SouthFacing 4:3
Venue: German Centre for Trade and Industry, Shanghai.Curators: Danielle Arnaud Gallery
Date: 17th March 2007 -
The site-specific installation South Facing 4:3 explored the ‘heroism within Shanghai’s dystopian reality’ as the city rapidly urbanised. It examined how the city’s insatiable demand for housing outstripped architectural design, resulting in the construction of massive ‘vertical villages’ using repetitive ‘filler’ blocks.
David Cotterrell created a colossal 12-square-metre maquette featuring 1,000 miniature towers. Each tower, standing 25–35 storeys tall, was crafted from rapid-prototyping of actual Shanghai architectural designs and reproduced in fine plaster. These towers were arranged within a modular transport layout made of MDF and spray-coated to match the model’s palette, framing the buildings within an abstract geometric solution for traffic management. Short films documented lone traffic conductors and policemen struggling to maintain order on Shanghai’s sprawling 10-lane motorways, drawing a parallel between them and Gary Cooper’s character in High Noon.

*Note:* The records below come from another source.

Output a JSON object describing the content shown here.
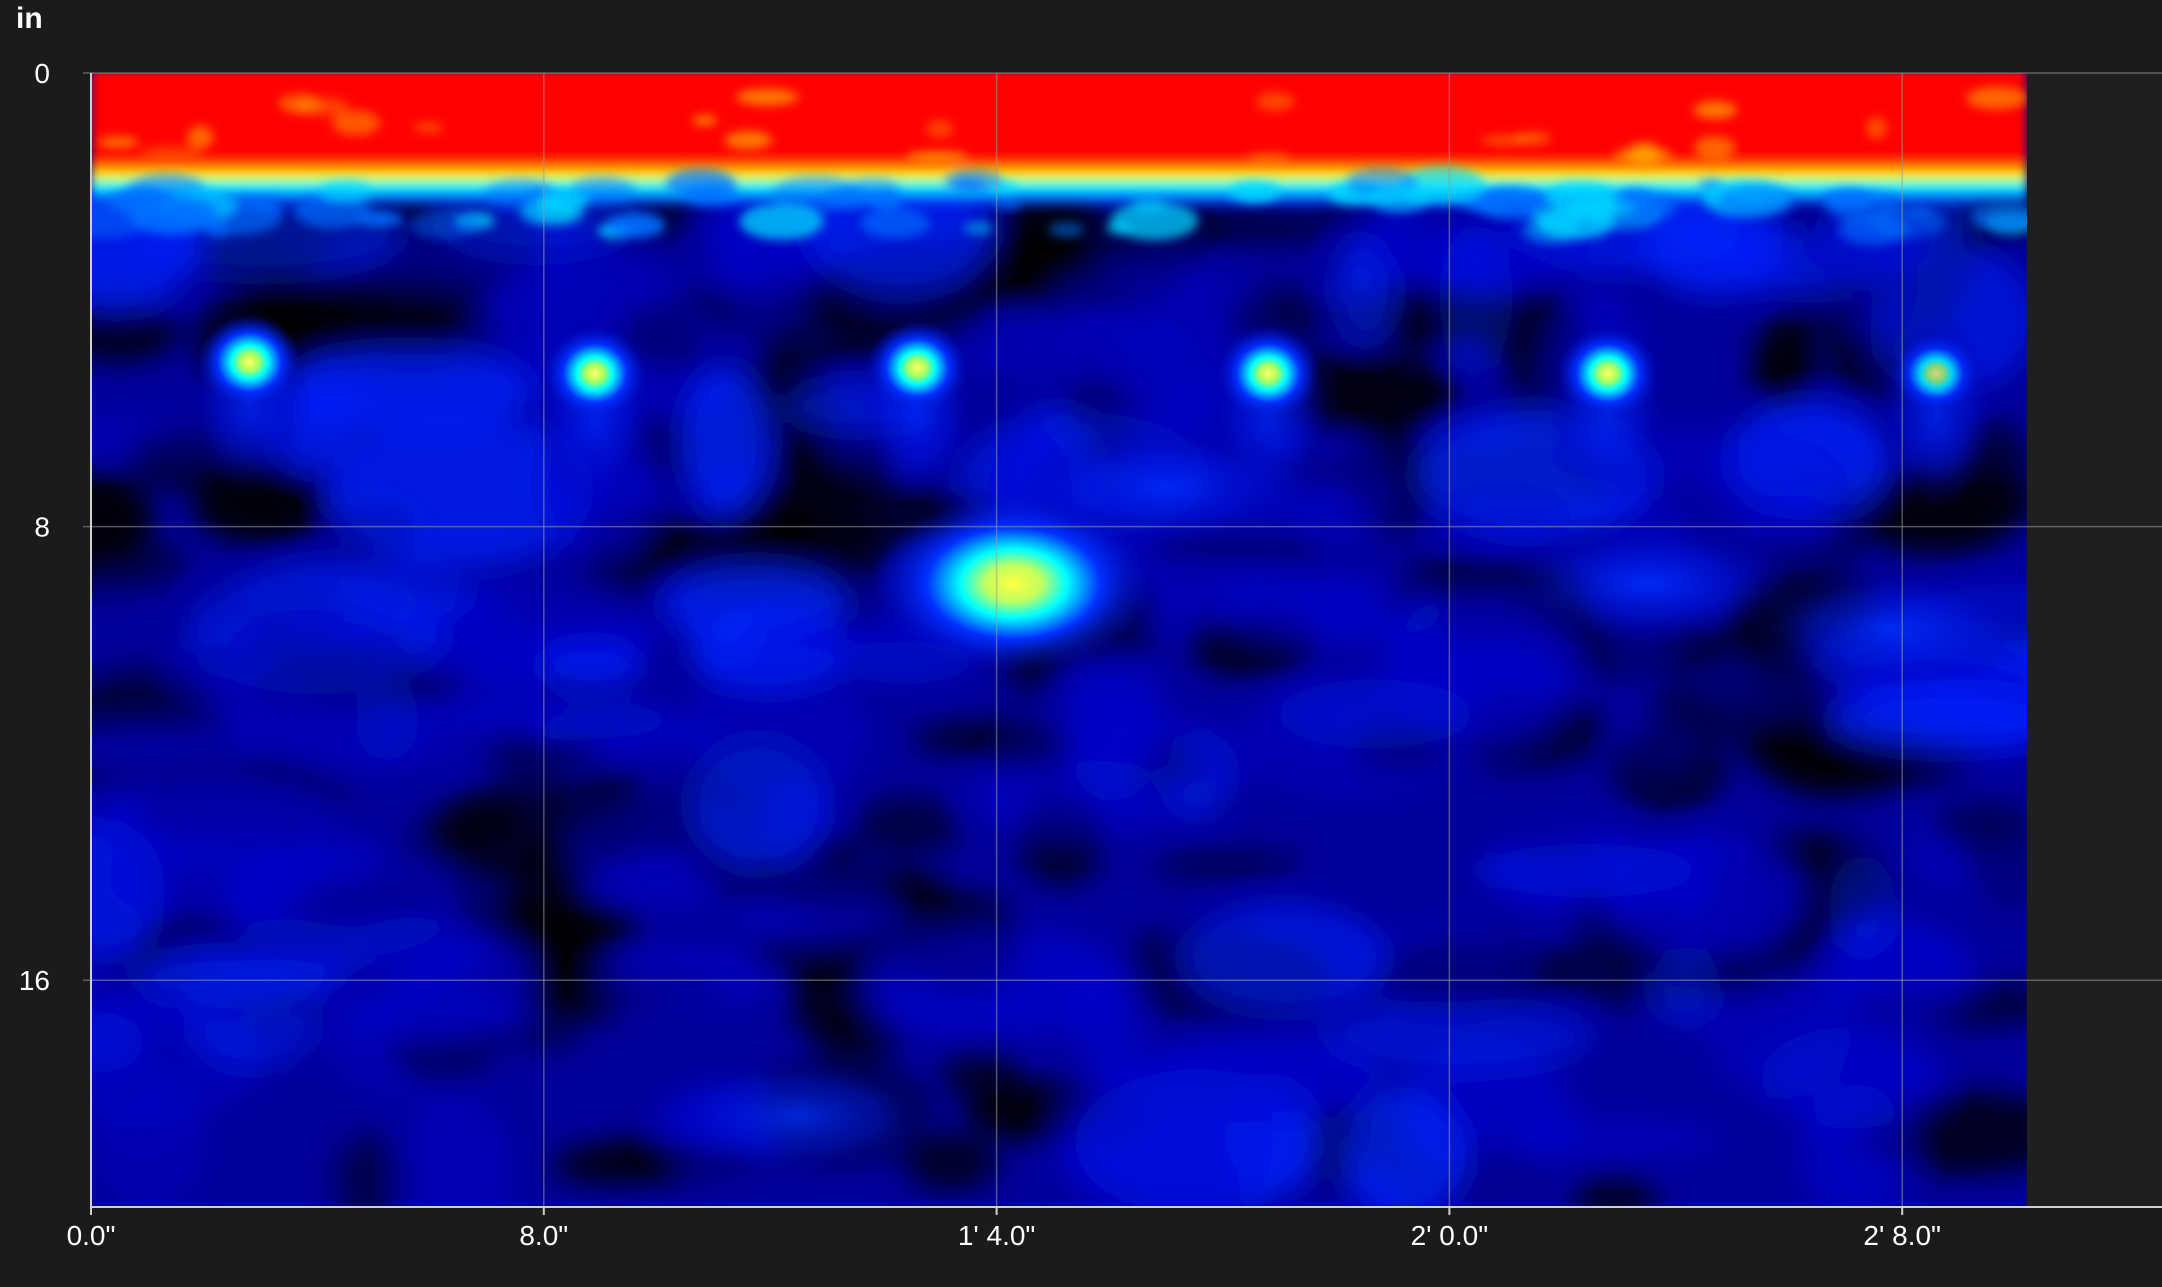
{
  "unit_label": "in",
  "chart_data": {
    "type": "heatmap",
    "title": "",
    "xlabel": "",
    "ylabel": "in",
    "x_unit": "in",
    "y_unit": "in",
    "xlim": [
      0,
      34.2
    ],
    "ylim": [
      0,
      20
    ],
    "x_ticks": [
      {
        "value": 0,
        "label": "0.0\""
      },
      {
        "value": 8,
        "label": "8.0\""
      },
      {
        "value": 16,
        "label": "1' 4.0\""
      },
      {
        "value": 24,
        "label": "2' 0.0\""
      },
      {
        "value": 32,
        "label": "2' 8.0\""
      }
    ],
    "y_ticks": [
      {
        "value": 0,
        "label": "0"
      },
      {
        "value": 8,
        "label": "8"
      },
      {
        "value": 16,
        "label": "16"
      }
    ],
    "grid": true,
    "colormap": [
      "#000000",
      "#0000c8",
      "#0018ff",
      "#00ffff",
      "#ffff00",
      "#ff0000"
    ],
    "surface_band": {
      "y_from": 0,
      "y_to": 1.7,
      "intensity": 1.0
    },
    "hyperbola_targets": [
      {
        "x": 2.8,
        "y": 5.1,
        "intensity": 0.66
      },
      {
        "x": 8.9,
        "y": 5.3,
        "intensity": 0.65
      },
      {
        "x": 14.6,
        "y": 5.2,
        "intensity": 0.62
      },
      {
        "x": 20.8,
        "y": 5.3,
        "intensity": 0.64
      },
      {
        "x": 26.8,
        "y": 5.3,
        "intensity": 0.63
      },
      {
        "x": 32.6,
        "y": 5.3,
        "intensity": 0.42
      }
    ],
    "reflections": [
      {
        "x": 16.3,
        "y": 9.0,
        "intensity": 0.72
      },
      {
        "x": 27.5,
        "y": 9.0,
        "intensity": 0.36
      },
      {
        "x": 31.8,
        "y": 9.8,
        "intensity": 0.34
      },
      {
        "x": 19.0,
        "y": 7.3,
        "intensity": 0.28
      },
      {
        "x": 12.5,
        "y": 18.4,
        "intensity": 0.3
      }
    ],
    "data_extent_x": 34.2,
    "right_area_color": "#1f1f1f"
  }
}
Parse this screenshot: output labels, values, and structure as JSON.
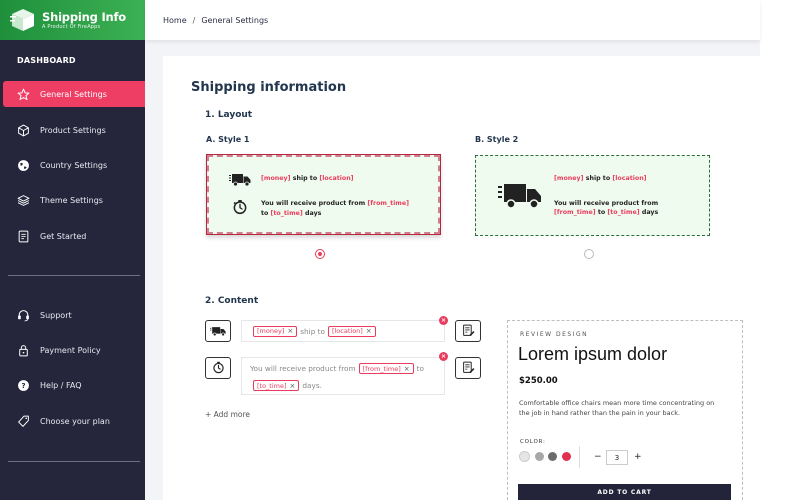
{
  "app": {
    "title": "Shipping Info",
    "subtitle": "A Product Of FireApps"
  },
  "sidebar": {
    "section_label": "DASHBOARD",
    "items": [
      {
        "label": "General Settings",
        "icon": "star-icon",
        "active": true
      },
      {
        "label": "Product Settings",
        "icon": "box-icon",
        "active": false
      },
      {
        "label": "Country Settings",
        "icon": "globe-icon",
        "active": false
      },
      {
        "label": "Theme Settings",
        "icon": "layers-icon",
        "active": false
      },
      {
        "label": "Get Started",
        "icon": "document-icon",
        "active": false
      }
    ],
    "bottom_items": [
      {
        "label": "Support",
        "icon": "headset-icon"
      },
      {
        "label": "Payment Policy",
        "icon": "lock-icon"
      },
      {
        "label": "Help / FAQ",
        "icon": "question-icon"
      },
      {
        "label": "Choose your plan",
        "icon": "tag-icon"
      }
    ]
  },
  "breadcrumb": {
    "home": "Home",
    "separator": "/",
    "current": "General Settings"
  },
  "main": {
    "title": "Shipping information",
    "layout_heading": "1. Layout",
    "style_a": {
      "label": "A. Style 1",
      "line1_tag1": "[money]",
      "line1_mid": "ship to",
      "line1_tag2": "[location]",
      "line2_pre": "You will receive product from",
      "line2_tag1": "[from_time]",
      "line2_to": "to",
      "line2_tag2": "[to_time]",
      "line2_post": "days",
      "selected": true
    },
    "style_b": {
      "label": "B. Style 2",
      "line1_tag1": "[money]",
      "line1_mid": "ship to",
      "line1_tag2": "[location]",
      "line2_pre": "You will receive product from",
      "line2_tag1": "[from_time]",
      "line2_to": "to",
      "line2_tag2": "[to_time]",
      "line2_post": "days",
      "selected": false
    },
    "content_heading": "2. Content",
    "row1": {
      "chip1": "[money]",
      "text": "ship to",
      "chip2": "[location]"
    },
    "row2": {
      "pre": "You will receive product from",
      "chip1": "[from_time]",
      "to": "to",
      "chip2": "[to_time]",
      "post": "days."
    },
    "chip_remove": "×",
    "add_more": "+ Add more"
  },
  "review": {
    "label": "REVIEW DESIGN",
    "title": "Lorem ipsum dolor",
    "price": "$250.00",
    "description": "Comfortable office chairs mean more time concentrating on the job in hand rather than the pain in your back.",
    "color_label": "COLOR:",
    "swatches": [
      "#e6e6e6",
      "#a8a8a8",
      "#6b6b6b",
      "#e0304f"
    ],
    "qty_minus": "−",
    "qty": "3",
    "qty_plus": "+",
    "cta": "ADD TO CART"
  },
  "colors": {
    "sidebar_bg": "#25253b",
    "accent": "#ef3e64",
    "brand_green": "#2fa24a",
    "preview_bg": "#effbee"
  }
}
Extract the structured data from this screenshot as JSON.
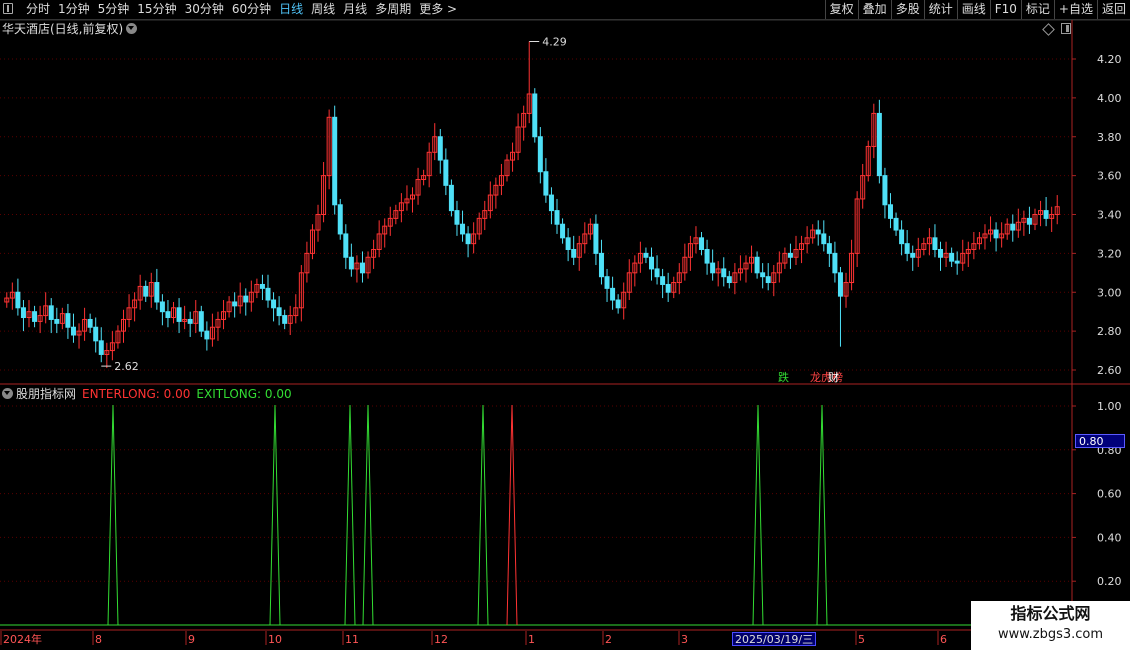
{
  "toolbar": {
    "periods": [
      "分时",
      "1分钟",
      "5分钟",
      "15分钟",
      "30分钟",
      "60分钟",
      "日线",
      "周线",
      "月线",
      "多周期",
      "更多 >"
    ],
    "active_period": "日线",
    "tools": [
      "复权",
      "叠加",
      "多股",
      "统计",
      "画线",
      "F10",
      "标记",
      "+自选",
      "返回"
    ]
  },
  "main_chart": {
    "title": "华天酒店(日线,前复权)",
    "high_label": "4.29",
    "low_label": "2.62",
    "y_ticks": [
      "4.20",
      "4.00",
      "3.80",
      "3.60",
      "3.40",
      "3.20",
      "3.00",
      "2.80",
      "2.60"
    ],
    "event_labels": [
      {
        "text": "跌",
        "color": "#33dd33"
      },
      {
        "text": "龙虎榜",
        "color": "#ff4444"
      },
      {
        "text": "财",
        "color": "#ffffff"
      }
    ]
  },
  "indicator": {
    "name": "股朋指标网",
    "enter": "ENTERLONG: 0.00",
    "exit": "EXITLONG: 0.00",
    "y_ticks": [
      "1.00",
      "0.80",
      "0.60",
      "0.40",
      "0.20"
    ],
    "current_value": "0.80"
  },
  "x_axis": {
    "labels": [
      "2024年",
      "8",
      "9",
      "10",
      "11",
      "12",
      "1",
      "2",
      "3",
      "5",
      "6"
    ],
    "highlight_date": "2025/03/19/三"
  },
  "watermark": {
    "title": "指标公式网",
    "url": "www.zbgs3.com"
  },
  "colors": {
    "up": "#ff3333",
    "down": "#4fe0f7",
    "grid": "#550000",
    "enter": "#ff3333",
    "exit": "#33dd33",
    "active_tab": "#4fc3f7"
  },
  "chart_data": {
    "type": "candlestick",
    "title": "华天酒店(日线,前复权)",
    "ylim": [
      2.55,
      4.35
    ],
    "close_series": [
      2.97,
      3.0,
      2.92,
      2.87,
      2.9,
      2.85,
      2.88,
      2.93,
      2.86,
      2.84,
      2.89,
      2.82,
      2.78,
      2.8,
      2.86,
      2.82,
      2.75,
      2.68,
      2.7,
      2.74,
      2.8,
      2.86,
      2.92,
      2.96,
      3.03,
      2.98,
      3.05,
      2.95,
      2.9,
      2.87,
      2.92,
      2.85,
      2.86,
      2.84,
      2.9,
      2.8,
      2.76,
      2.82,
      2.86,
      2.9,
      2.95,
      2.93,
      2.98,
      2.95,
      3.0,
      3.04,
      3.02,
      2.96,
      2.92,
      2.88,
      2.84,
      2.88,
      2.92,
      3.1,
      3.2,
      3.32,
      3.4,
      3.6,
      3.9,
      3.45,
      3.3,
      3.18,
      3.12,
      3.15,
      3.1,
      3.18,
      3.22,
      3.3,
      3.34,
      3.38,
      3.42,
      3.46,
      3.48,
      3.5,
      3.58,
      3.6,
      3.72,
      3.8,
      3.68,
      3.55,
      3.42,
      3.35,
      3.3,
      3.25,
      3.3,
      3.38,
      3.42,
      3.5,
      3.55,
      3.6,
      3.68,
      3.72,
      3.85,
      3.92,
      4.02,
      3.8,
      3.62,
      3.5,
      3.42,
      3.35,
      3.28,
      3.22,
      3.18,
      3.25,
      3.3,
      3.35,
      3.2,
      3.08,
      3.02,
      2.96,
      2.92,
      3.0,
      3.1,
      3.15,
      3.2,
      3.18,
      3.12,
      3.08,
      3.04,
      3.0,
      3.05,
      3.1,
      3.18,
      3.25,
      3.28,
      3.22,
      3.15,
      3.1,
      3.12,
      3.08,
      3.05,
      3.1,
      3.12,
      3.15,
      3.18,
      3.1,
      3.08,
      3.05,
      3.1,
      3.15,
      3.2,
      3.18,
      3.22,
      3.25,
      3.28,
      3.32,
      3.3,
      3.25,
      3.2,
      3.1,
      2.98,
      3.05,
      3.2,
      3.48,
      3.6,
      3.75,
      3.92,
      3.6,
      3.45,
      3.38,
      3.32,
      3.25,
      3.2,
      3.18,
      3.22,
      3.25,
      3.28,
      3.22,
      3.18,
      3.2,
      3.16,
      3.15,
      3.2,
      3.22,
      3.25,
      3.28,
      3.3,
      3.32,
      3.28,
      3.3,
      3.35,
      3.32,
      3.36,
      3.38,
      3.35,
      3.4,
      3.42,
      3.38,
      3.4,
      3.44
    ],
    "enterlong_signals": [
      0.72,
      0.855,
      0.965,
      0.988,
      1.155,
      1.185,
      1.305,
      1.33,
      1.42,
      1.945,
      2.08
    ],
    "note_x_positions_are_event_indexes": "signals expressed as category positions along time axis"
  }
}
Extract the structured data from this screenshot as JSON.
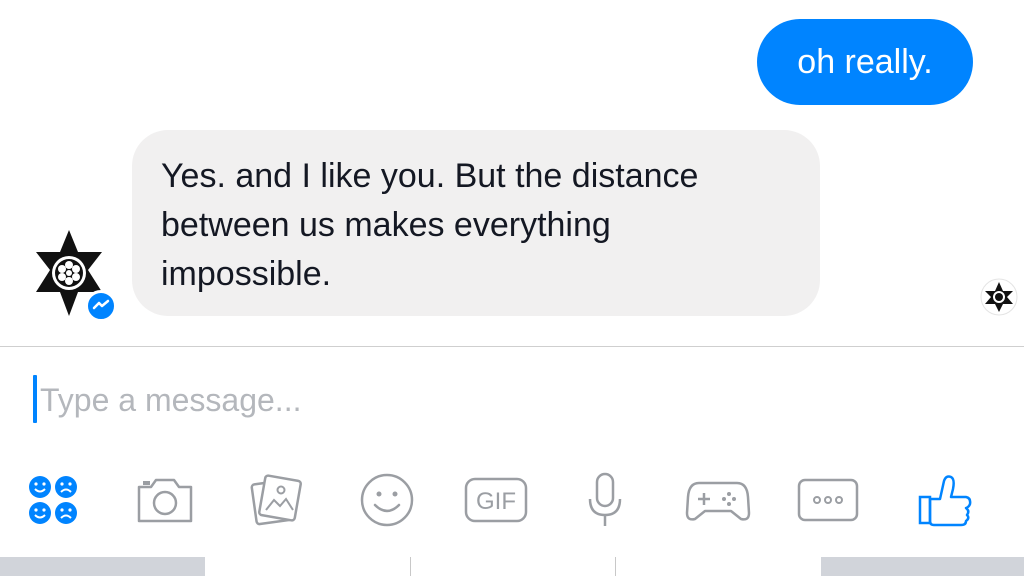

The exhibition’s title references a People’s Republic of China planning regulation mandating that new builds must face south. Historically reserved for Emperors, this rule was presented as a modern promise that ‘everyone is allowed to live like a King’ despite the resulting dense and repetitive urban landscape.
The work challenged viewers to confront a vision of ‘unchallenged repetition’ where exclusive gated communities promising bespoke design were replaced by pre-existing mass-produced layouts.